"NOW HEAR THIS"
Title: Ah! Seaduty!
Published: November 1993
By: Joe Koch
The north Atlantic in the winter time? Who can forget?
We were in an undeclared war with the Axis Nations doing convoy escort duty. Doing escort duty for cargo ships carrying material to England. German subs had already sunk one of our destroyers, damaged a couple of others and sunk the Robin Moor, a cargo ship flying the US flag.
Reveille was often the sound of depth charges reverberating thru the hold of the Savannah. We would sometimes spend hours at GQ, then scurry to eat, go on condition watches, then morning GQ, ½ hour before sunrise, and secure ½ hour after sunrise. Then ½ hour before sunset it was GQ again, securing ½ hour after sunset. If you had the 8 to 12 post, or the mid 12:00 to 4 am, you were dead the next day. Mistakes and accidents were way up throughout the operating fleet. The hierarchy had to do something so they secured evening GQ which solved the problem, and that’s the way it was till the end of WWII.
"All Hands on Deck"
USS Savannah (CL-42) c. 1942
Ships of the Sea Maritime Museum
Courtesy of Pat O'Neil
The other enemy was the sea and the weather, sometimes in combination.

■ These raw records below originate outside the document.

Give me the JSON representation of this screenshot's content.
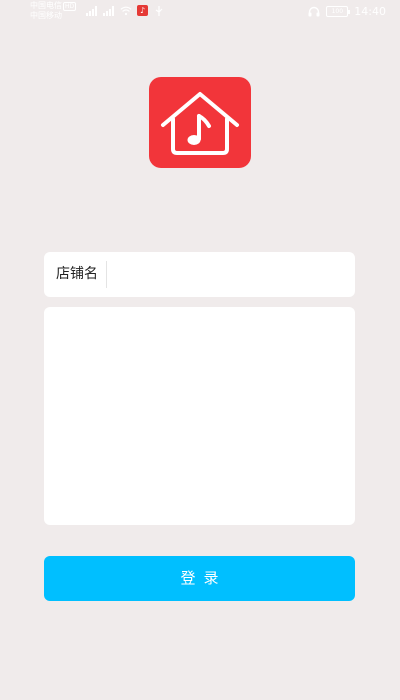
{
  "status_bar": {
    "carrier_1": "中国电信",
    "carrier_1_badge": "HD",
    "carrier_2": "中国移动",
    "signal_1": "4G",
    "signal_2": "4G",
    "battery": "100",
    "time": "14:40"
  },
  "logo": {
    "icon": "house-music-note-icon",
    "color": "#f2353a"
  },
  "form": {
    "shop_label": "店铺名",
    "shop_value": "",
    "shop_placeholder": ""
  },
  "login_button": {
    "label": "登录",
    "color": "#00bfff"
  }
}
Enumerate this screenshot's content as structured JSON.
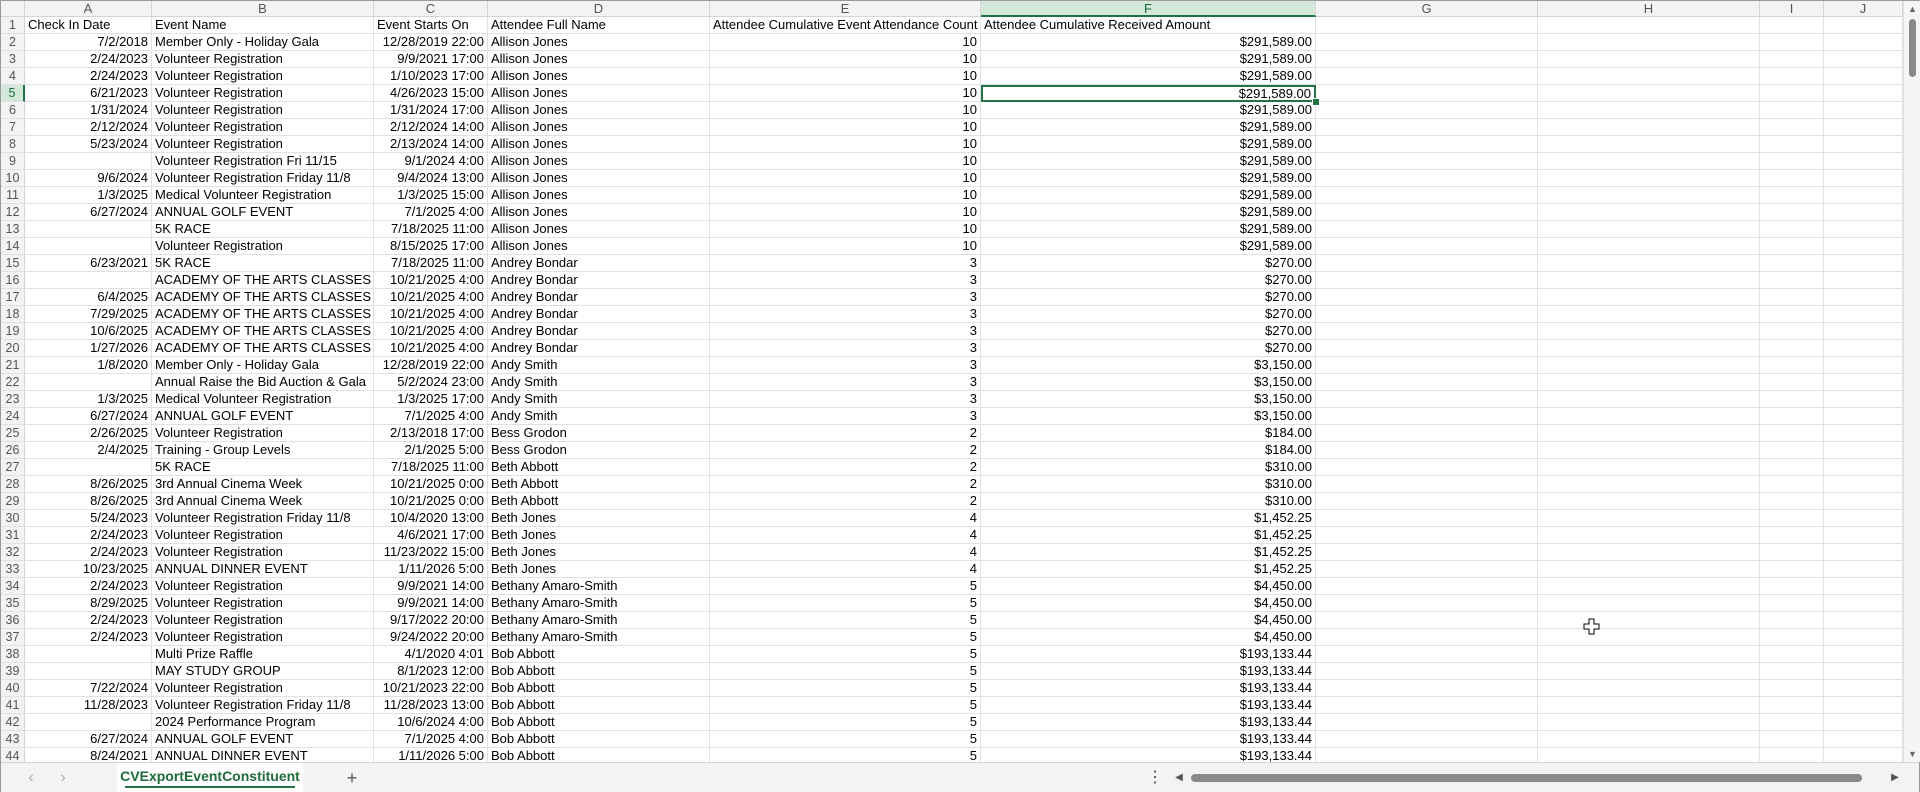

I suffered through two typhoons in the Pacific, but nothing compared with the storms off the north Atlantic. Some ships lost planes off their catapults, some had blown their bloomers on their turrets, flooding the magazines. I used to watch in fascination the working of the expansion joints as the ship bent and worked in the heavy seas. It was the only time in my career at sea that I observed the screws of a battleship come out of the water and flail the air.

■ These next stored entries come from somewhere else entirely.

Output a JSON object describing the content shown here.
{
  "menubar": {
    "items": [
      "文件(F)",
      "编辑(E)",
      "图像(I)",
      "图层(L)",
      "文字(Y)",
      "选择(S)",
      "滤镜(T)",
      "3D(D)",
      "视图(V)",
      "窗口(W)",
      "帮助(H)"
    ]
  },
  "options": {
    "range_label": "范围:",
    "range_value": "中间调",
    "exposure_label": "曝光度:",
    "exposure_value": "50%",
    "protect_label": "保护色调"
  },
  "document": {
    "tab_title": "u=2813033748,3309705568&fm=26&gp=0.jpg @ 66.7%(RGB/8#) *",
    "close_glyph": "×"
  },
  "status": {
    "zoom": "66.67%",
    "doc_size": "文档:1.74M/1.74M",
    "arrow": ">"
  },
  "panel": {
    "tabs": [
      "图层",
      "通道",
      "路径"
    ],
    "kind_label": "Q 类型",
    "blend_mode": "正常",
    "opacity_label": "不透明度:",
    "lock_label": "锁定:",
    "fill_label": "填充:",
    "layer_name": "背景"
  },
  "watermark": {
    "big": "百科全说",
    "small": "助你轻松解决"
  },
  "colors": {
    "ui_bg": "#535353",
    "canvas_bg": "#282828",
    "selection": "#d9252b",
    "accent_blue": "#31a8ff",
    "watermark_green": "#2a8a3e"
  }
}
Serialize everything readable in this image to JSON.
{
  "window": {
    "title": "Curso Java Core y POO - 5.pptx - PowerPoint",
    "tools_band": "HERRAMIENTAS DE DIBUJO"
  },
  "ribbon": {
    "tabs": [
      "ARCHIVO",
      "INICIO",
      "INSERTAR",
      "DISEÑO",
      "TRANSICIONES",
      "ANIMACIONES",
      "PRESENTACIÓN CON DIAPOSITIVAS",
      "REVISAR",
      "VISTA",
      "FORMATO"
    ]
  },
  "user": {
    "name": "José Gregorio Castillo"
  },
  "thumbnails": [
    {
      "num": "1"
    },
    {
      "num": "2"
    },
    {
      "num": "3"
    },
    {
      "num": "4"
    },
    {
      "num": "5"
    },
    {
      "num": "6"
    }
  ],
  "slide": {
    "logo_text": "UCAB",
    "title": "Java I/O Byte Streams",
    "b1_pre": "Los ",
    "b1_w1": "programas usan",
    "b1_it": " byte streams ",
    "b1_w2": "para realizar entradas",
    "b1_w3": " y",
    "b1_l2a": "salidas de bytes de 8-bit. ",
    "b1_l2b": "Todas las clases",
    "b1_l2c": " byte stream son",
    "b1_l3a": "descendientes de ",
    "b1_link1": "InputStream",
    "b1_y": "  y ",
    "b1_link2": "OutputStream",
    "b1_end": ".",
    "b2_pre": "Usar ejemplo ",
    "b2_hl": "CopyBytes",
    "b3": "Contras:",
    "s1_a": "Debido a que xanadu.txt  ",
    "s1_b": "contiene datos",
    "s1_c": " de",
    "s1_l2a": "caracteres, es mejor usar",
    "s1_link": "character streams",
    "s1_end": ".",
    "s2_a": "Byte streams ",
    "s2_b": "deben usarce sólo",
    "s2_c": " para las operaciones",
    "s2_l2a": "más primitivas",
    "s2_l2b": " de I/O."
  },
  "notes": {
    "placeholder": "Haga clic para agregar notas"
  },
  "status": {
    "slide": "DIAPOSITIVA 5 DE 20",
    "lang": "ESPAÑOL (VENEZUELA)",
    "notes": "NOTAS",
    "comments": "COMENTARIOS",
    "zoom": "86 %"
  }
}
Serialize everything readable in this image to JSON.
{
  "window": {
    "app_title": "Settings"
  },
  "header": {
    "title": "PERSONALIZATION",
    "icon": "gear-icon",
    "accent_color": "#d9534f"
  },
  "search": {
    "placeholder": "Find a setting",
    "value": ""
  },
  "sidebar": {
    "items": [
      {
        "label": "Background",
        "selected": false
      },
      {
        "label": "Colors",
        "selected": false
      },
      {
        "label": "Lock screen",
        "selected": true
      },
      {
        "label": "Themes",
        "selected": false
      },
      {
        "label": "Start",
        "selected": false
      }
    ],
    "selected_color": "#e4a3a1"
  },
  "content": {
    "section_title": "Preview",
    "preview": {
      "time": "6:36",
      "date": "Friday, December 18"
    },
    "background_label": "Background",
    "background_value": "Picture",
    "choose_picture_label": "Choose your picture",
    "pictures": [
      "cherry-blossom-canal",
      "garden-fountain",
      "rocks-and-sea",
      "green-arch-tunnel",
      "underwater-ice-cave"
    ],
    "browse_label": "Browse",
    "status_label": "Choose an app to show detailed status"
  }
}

To combat the cold we were issued a cold weather outfit, consisting of a padded jacket, overalls, helmet, face mask, gloves and boots. All this extra material created huge storage problems in the berthing spaces. There was always gear adrift which caused an increase in gear in the “Lucky Bag.” Extra duty got it out.
It was great to get back, anchor in Casco Bay, Maine, and hit the beach.